The Death of a Postmodern Theologian


Stanley J. Grenz, 1950-2005

I was shocked to learn this week of Stanley Grenz’s death. He died very suddenly on Saturday, March 12 as a result of a massive aneurism. I cannot improve upon David Dockery’s review of Grenz’s life and career as an ‘evangelical’ theologian. So I recommend that you read Dockery’s very personal appraisal of Grenz: ‘When Piety Is Not Enough.’

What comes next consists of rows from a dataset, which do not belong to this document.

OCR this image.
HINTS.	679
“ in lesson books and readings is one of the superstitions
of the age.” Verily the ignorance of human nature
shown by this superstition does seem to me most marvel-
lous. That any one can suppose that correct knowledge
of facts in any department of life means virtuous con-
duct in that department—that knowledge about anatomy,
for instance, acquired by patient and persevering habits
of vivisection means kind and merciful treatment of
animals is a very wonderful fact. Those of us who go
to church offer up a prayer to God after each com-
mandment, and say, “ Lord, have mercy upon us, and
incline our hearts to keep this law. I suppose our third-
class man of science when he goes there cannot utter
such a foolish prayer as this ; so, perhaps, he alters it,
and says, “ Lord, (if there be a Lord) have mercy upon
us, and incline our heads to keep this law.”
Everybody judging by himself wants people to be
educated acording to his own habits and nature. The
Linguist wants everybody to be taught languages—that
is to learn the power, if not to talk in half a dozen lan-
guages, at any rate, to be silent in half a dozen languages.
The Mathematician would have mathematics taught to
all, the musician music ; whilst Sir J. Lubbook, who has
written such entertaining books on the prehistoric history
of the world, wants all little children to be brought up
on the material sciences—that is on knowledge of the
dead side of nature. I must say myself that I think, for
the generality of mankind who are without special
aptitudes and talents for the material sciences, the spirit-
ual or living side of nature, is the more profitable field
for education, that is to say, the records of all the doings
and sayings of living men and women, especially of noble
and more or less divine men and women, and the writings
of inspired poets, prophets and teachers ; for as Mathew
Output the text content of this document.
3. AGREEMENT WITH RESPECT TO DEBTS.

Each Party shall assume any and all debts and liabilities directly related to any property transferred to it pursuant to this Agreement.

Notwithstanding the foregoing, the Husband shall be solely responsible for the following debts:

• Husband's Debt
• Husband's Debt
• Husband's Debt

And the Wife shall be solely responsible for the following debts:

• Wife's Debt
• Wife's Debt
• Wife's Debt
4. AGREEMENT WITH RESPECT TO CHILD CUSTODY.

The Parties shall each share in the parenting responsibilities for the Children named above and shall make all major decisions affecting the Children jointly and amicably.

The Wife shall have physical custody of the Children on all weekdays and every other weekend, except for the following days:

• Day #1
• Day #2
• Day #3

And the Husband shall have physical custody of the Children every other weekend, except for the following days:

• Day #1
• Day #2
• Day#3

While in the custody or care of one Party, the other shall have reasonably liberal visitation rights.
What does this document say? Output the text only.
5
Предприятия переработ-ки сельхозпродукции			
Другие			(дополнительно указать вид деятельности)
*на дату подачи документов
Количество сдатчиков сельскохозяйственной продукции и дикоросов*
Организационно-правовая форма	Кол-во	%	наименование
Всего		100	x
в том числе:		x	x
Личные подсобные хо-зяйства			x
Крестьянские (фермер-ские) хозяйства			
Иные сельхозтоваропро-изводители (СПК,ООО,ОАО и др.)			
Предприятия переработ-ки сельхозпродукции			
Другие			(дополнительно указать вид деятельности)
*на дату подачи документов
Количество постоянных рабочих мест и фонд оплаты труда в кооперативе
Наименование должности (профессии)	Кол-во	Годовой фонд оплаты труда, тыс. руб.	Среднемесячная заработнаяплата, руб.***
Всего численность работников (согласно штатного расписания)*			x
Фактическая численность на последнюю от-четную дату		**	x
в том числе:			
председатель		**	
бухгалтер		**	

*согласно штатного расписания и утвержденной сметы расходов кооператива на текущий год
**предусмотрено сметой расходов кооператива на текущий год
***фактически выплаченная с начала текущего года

I was introduced to Grenz’s theology in 1998 while working on my Master’s in Theology at Dallas Theological Seminary. I read Grenz’s Primer on Postmodernism, and my mind began to understand for the first time the philosophical and theological roots of postmodernity. Until his book, I had not properly understood the causes of the epistemological irrationality that seemed to permeate every aspect of the American culture in which I lived. His book made clearer the things I had only begun to be aware of from reading Francis Schaeffer years before. Grenz’s lucid description of postmodernism’s historical underpinnings made clear to me how the rationalism of modernity had vanished once for all as the ruling paradigm of knowledge. I remember reading the book and being so thankful for his clarity and insight into the postmodern ethos. I also remember very clearly how disappointed I was by the final chapter of the book. As an evangelical, I could not understand how he could be so sympathetic to the epistemology (or lack thereof) of postmodernity. In the years since that introduction to his thought, I have come to believe that his theological program is actually antithetical to evangelical orthodoxy. Grenz and his work will not soon be forgotten, but I do hope and pray that his theological paradigm will not carry the day.